Laravel is a simple and elegant PHP Web development framework (PHP Web Framework). It can free you from messy codes like noodles; it can help you build a perfect network APP, and every line of code can be concise and expressive.

Laravel 5.5 adds a new return type to routing: Responsable interface ). This interface allows objects to be automatically converted into a standard HTTP response interface when returned from a controller or closure route.
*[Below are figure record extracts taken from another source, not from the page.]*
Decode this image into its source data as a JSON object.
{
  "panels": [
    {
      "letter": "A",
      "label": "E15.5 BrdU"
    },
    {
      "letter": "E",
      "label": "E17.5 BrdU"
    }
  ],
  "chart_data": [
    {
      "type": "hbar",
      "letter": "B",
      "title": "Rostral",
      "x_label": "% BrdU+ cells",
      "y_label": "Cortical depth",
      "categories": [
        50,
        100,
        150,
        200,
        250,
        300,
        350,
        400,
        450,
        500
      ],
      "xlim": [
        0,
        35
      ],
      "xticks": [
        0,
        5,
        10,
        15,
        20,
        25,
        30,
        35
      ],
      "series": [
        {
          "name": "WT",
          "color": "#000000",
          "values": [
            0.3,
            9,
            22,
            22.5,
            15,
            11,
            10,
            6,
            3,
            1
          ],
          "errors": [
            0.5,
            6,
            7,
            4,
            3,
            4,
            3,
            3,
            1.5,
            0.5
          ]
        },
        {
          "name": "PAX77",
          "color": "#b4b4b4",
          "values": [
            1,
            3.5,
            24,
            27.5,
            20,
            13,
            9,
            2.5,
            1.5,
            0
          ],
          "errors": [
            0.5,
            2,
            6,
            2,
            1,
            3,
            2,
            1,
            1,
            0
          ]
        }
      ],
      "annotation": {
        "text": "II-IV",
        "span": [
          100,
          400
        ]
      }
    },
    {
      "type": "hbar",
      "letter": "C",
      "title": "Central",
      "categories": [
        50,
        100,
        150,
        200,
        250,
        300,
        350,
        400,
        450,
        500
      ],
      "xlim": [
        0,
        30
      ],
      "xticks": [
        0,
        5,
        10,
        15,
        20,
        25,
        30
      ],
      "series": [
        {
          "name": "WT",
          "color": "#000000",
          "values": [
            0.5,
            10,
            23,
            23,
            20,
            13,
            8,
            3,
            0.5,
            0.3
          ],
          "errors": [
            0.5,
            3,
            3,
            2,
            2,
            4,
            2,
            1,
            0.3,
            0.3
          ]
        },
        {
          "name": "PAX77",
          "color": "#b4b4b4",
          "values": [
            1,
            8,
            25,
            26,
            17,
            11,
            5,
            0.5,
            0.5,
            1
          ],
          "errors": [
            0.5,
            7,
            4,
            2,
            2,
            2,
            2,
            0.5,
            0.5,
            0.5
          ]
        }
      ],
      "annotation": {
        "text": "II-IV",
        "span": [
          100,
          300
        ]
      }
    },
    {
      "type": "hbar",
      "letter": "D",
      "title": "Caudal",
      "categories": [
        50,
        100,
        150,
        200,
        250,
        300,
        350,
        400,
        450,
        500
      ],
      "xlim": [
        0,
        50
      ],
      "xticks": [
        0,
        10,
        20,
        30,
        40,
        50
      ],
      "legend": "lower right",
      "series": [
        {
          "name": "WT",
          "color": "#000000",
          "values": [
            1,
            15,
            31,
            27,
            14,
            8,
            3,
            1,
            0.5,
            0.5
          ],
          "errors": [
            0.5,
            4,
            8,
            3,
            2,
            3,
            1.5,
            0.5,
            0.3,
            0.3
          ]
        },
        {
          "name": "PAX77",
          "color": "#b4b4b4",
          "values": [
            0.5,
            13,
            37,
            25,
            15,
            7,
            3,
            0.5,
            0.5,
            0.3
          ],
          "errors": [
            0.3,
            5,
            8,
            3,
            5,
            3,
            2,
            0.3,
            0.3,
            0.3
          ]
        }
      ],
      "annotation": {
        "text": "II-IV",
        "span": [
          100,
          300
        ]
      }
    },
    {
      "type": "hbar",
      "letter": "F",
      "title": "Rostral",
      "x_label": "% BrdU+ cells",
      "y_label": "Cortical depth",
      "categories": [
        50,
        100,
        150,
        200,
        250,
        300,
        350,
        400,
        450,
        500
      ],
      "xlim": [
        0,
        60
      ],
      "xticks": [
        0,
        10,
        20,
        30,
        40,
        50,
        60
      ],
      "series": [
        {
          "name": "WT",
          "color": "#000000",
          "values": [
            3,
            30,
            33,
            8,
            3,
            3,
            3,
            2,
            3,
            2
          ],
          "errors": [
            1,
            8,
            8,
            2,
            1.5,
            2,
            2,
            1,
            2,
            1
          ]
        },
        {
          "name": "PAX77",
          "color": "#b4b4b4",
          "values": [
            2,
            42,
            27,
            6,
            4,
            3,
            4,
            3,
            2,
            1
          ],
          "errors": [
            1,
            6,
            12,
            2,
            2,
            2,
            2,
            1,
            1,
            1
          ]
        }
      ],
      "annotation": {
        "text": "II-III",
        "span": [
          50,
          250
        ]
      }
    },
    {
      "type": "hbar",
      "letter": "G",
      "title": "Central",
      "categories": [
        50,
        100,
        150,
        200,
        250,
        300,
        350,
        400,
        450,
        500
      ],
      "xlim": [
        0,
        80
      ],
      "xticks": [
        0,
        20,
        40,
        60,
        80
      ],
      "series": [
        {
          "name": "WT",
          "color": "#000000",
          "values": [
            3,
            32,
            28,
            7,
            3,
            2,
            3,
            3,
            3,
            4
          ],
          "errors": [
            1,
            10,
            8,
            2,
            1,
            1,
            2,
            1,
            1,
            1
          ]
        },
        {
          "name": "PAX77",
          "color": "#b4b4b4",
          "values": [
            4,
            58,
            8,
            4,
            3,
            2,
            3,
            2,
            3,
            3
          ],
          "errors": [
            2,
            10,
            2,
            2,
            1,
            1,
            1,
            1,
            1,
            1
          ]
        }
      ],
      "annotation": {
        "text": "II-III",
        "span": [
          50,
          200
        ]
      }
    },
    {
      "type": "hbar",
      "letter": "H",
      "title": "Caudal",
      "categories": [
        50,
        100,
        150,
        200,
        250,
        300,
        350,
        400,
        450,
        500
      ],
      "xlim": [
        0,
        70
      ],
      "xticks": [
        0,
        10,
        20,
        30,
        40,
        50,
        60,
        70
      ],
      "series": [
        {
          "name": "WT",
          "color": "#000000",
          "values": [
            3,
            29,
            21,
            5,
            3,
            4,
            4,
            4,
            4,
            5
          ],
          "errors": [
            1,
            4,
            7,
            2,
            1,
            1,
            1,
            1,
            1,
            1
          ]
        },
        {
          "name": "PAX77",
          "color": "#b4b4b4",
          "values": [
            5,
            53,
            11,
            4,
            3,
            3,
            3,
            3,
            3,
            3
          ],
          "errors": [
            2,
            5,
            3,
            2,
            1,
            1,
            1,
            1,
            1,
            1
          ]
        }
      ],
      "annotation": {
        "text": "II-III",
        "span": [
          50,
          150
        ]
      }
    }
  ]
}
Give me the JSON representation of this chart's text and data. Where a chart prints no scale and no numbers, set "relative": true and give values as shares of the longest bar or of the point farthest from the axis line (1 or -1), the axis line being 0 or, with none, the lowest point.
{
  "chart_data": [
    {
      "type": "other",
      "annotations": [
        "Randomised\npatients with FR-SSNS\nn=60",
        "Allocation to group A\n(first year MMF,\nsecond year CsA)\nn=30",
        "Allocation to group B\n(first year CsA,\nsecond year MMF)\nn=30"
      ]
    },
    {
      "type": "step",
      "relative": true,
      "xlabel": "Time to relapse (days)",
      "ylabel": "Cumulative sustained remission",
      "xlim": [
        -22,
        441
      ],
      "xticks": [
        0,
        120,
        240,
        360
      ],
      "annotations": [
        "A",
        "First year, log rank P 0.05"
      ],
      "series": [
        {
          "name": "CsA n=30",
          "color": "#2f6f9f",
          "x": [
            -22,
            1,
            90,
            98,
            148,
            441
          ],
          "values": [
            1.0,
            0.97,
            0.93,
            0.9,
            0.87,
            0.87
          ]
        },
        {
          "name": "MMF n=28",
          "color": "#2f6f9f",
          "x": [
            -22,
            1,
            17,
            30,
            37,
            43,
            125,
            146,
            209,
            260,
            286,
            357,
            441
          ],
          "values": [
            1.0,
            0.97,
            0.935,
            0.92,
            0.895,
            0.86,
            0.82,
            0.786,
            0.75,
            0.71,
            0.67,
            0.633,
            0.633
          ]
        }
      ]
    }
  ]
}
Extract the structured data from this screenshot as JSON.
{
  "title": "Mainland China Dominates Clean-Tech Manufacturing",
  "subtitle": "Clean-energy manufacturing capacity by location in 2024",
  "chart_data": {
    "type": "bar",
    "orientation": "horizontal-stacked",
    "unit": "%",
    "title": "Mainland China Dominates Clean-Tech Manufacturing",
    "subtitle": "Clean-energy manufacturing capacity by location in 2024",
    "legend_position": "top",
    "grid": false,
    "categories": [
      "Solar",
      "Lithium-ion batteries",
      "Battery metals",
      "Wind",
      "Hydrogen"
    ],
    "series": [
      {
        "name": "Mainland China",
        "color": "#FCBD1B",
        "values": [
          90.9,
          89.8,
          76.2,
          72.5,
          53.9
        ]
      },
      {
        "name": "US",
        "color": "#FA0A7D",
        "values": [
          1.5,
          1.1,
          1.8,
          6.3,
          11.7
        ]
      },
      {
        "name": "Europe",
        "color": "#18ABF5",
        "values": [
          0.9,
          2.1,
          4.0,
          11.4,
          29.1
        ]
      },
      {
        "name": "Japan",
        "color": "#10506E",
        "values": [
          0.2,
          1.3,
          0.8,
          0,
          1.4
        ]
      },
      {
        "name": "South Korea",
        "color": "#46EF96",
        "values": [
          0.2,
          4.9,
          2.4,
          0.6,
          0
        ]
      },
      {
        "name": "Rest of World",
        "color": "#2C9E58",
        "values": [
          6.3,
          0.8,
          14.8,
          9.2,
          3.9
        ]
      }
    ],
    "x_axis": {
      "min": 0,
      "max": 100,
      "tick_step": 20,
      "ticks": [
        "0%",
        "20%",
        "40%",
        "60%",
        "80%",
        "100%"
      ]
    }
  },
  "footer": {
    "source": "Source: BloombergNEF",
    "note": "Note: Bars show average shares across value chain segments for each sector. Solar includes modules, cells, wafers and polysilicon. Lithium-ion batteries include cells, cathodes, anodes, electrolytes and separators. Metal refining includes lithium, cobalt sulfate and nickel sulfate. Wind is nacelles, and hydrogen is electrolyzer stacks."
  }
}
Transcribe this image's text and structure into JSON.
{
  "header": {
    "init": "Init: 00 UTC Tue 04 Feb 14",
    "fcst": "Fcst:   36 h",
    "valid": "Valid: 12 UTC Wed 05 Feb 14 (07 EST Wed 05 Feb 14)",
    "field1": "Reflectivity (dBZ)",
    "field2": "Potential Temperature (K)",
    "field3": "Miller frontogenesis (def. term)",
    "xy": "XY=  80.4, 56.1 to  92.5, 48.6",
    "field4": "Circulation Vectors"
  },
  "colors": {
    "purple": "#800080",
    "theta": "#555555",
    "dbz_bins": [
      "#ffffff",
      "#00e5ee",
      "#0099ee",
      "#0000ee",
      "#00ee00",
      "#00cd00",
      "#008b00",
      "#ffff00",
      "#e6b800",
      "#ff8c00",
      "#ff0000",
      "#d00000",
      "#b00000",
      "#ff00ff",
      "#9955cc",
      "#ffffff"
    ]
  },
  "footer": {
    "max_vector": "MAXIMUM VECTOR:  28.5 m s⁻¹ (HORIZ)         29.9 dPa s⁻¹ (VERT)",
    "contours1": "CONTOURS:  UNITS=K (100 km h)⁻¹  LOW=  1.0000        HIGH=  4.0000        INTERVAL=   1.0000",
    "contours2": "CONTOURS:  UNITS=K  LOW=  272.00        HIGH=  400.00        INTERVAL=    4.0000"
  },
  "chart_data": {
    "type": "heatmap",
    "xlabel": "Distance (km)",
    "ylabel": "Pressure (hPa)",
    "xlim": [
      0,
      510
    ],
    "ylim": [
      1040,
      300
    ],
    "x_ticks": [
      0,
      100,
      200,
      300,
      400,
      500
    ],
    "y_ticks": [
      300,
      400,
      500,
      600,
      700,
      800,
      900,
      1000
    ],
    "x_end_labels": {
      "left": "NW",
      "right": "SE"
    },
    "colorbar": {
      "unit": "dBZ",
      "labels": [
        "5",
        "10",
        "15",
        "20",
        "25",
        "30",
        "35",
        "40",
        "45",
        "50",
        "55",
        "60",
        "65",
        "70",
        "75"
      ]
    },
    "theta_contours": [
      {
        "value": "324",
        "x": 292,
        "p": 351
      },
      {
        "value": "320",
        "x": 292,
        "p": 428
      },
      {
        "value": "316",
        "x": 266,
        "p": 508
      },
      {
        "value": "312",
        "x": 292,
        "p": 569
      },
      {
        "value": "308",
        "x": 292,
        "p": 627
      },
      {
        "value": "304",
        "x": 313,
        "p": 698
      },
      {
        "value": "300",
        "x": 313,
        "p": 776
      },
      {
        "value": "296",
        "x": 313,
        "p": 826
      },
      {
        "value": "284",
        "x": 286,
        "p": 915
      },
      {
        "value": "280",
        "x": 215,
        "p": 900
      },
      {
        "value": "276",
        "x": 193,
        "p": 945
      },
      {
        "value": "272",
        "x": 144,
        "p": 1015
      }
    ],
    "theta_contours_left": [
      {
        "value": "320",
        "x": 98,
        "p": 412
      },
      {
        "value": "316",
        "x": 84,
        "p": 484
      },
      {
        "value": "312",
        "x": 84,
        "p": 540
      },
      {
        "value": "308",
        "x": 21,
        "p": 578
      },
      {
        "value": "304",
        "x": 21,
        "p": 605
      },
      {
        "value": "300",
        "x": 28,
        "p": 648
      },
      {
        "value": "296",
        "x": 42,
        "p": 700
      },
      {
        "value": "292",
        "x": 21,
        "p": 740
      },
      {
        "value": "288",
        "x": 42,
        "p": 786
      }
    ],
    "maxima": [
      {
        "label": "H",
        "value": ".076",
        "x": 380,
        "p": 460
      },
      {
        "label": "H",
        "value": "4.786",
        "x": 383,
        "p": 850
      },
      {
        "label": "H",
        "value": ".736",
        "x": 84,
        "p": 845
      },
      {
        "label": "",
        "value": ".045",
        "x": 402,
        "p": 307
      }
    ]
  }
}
Any object that implements the Responsable interface must implement a toResponse() method, which converts the object into an HTTP response object.

Look at the example:

use Illuminate\Contracts\Support\Responsable;
  
class ExampleObject implements Responsable
{
 public function __construct($name = null)
 {
  $this->name = $name ?? 'Teapot'; 
 }
  
 public function status()
 {
  switch(strtolower($this->name)) {
   case 'teapot':
    return 418;
   default:
    return 200;
  }
 }
  
 public function toResponse()
 {
  return response(
   "Hello {$this->name}",
   $this->status(),
   ['X-Person' => $this->name]
  );
 }
}

When using this ExampleObject in routing, you can do this:

Route::get('/hello', function() {
 return new ExampleObject(request('name'));
});

In the Laravel framework, the Route class can now prepare response content Check this type (implementing the Responsable interface):

if ($response instanceof Responsable) {
 $response = $response->toResponse();
}

If you use multiple response types to organize your response content under the App\Http\Responses namespace, you can refer to the following example. This sample demonstrates how to support Posts (Collection of multiple instances):

posts = $posts;
 }
  
 public function toResponse()
 {
  return response()->json($this->transformPosts());
 }
  
 protected function transformPosts()
 {
  return $this->posts->map(function ($post) {
   return [
    'title' => $post->title,
    'description' => $post->description,
    'body' => $post->body,
    'published_date' => $post->published_at->toIso8601String(),
    'created' => $post->created_at->toIso8601String(),
   ];
  });
 }
}

The above is just a basic example to simulate a simple application scenario: return a JSON response, but you hope that the response layer does not simply use the built-in implementation to convert the object to JSON ization, but to do some content processing. The above example also assumes App\Http\Responses\Response This class can provide some basic functions. Of course, the response layer can also contain some conversion code (similar to Fractal) instead of doing such conversion directly in the controller.

The controller code that cooperates with the PostIndexResponse class in the above example is similar to the following:

If you want to know more details about this interface, you can view the commit of the relevant code in the project.

The above content is a detailed explanation of the responsive interface provided in Laravel 5.5 for responding to requests. I hope it can help everyone.